Knudsen’s Bodil adopts Ida, a young, vulnerable Sandra Guldberg Kampp, and takes her under her wing where she’s forced to live with three violent, hyper-masculine older cousins who spend their mornings playing Call of Duty and their evenings at nightclubs and collecting money for the family. A favourite technique of their family to raise cash is to offer children of their targets lifts home from school in a rather chilling series of events – that led to them telling the child it was the family who picked them up. The parents know how easy it is for them to get their children. They know that the family knows where they live. And they take Ida along for the ride with them – a teenage girl with an injured arm looking for anywhere to belong.

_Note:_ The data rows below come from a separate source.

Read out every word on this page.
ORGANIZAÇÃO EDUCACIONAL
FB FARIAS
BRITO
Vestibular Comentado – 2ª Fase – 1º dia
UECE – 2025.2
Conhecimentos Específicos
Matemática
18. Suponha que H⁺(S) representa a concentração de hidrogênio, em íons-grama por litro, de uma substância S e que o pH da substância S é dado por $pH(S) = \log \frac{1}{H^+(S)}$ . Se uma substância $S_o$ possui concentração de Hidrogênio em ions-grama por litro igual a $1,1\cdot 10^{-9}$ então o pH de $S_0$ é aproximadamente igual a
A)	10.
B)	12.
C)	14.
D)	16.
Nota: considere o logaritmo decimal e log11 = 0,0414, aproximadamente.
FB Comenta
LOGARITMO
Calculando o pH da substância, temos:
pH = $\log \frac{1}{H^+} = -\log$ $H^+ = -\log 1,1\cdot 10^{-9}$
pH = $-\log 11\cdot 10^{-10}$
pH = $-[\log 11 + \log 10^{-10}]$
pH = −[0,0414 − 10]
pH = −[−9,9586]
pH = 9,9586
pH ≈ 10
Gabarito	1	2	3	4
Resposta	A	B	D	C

However; it’s clear that Ida does not want to stay. She’s too afraid to talk with her support staff even once the police are involved, and she has to make a choice between family loyalty or snitching on her cousins after a tragic event puts them at odds. It’s a fascinating dilemma and director Jeanette Nordahl really does a good job at capturing multiple characters’ vulnerabilities – Carla Phillip Roder aces plenty of screentime, whilst demonstrating their strengths. Every moment is tense, keeping you on edge with a haunting score and an ending that isn’t afraid to be bold and fearless – this takes the concept of family loyalty and togetherness and pushes it to the extreme, utilising Nordahl’s experience as a second-unit director on the hit show Borgen.

The film is tightly paced and only runs for a lean ninety minutes. It signifies Nordahl as an instantly ambitious director who’s not afraid to go to dark places, I do have a couple of problems with the ending scenes as I do kind of feel it ends rather suddenly and rather bluntly, and could have used an epilogue after the fact – and whilst it lacks the thrills of Animal Kingdom it feels like a more reigned in, less larger-than-life approach.

As a calling card to show what Jeanette Nordahl is capable of it’s a very impressive thriller that will keep you invested thanks to its uniquely riveting portrayal of the family dynamics at the core of the drama. I left the movie wanting to watch more of Sidse Babett Knudsen in this role, she makes the absolute most out of comparatively little screentime and always feels more scary, more terrifying and more threatening than any of her sons – who each get enough of their own identity to feel flawed and interesting humans – everyone in Wildland feels real and that’s what makes these circumstances all the more interesting. Rare has a coming of age story been this nihilistic.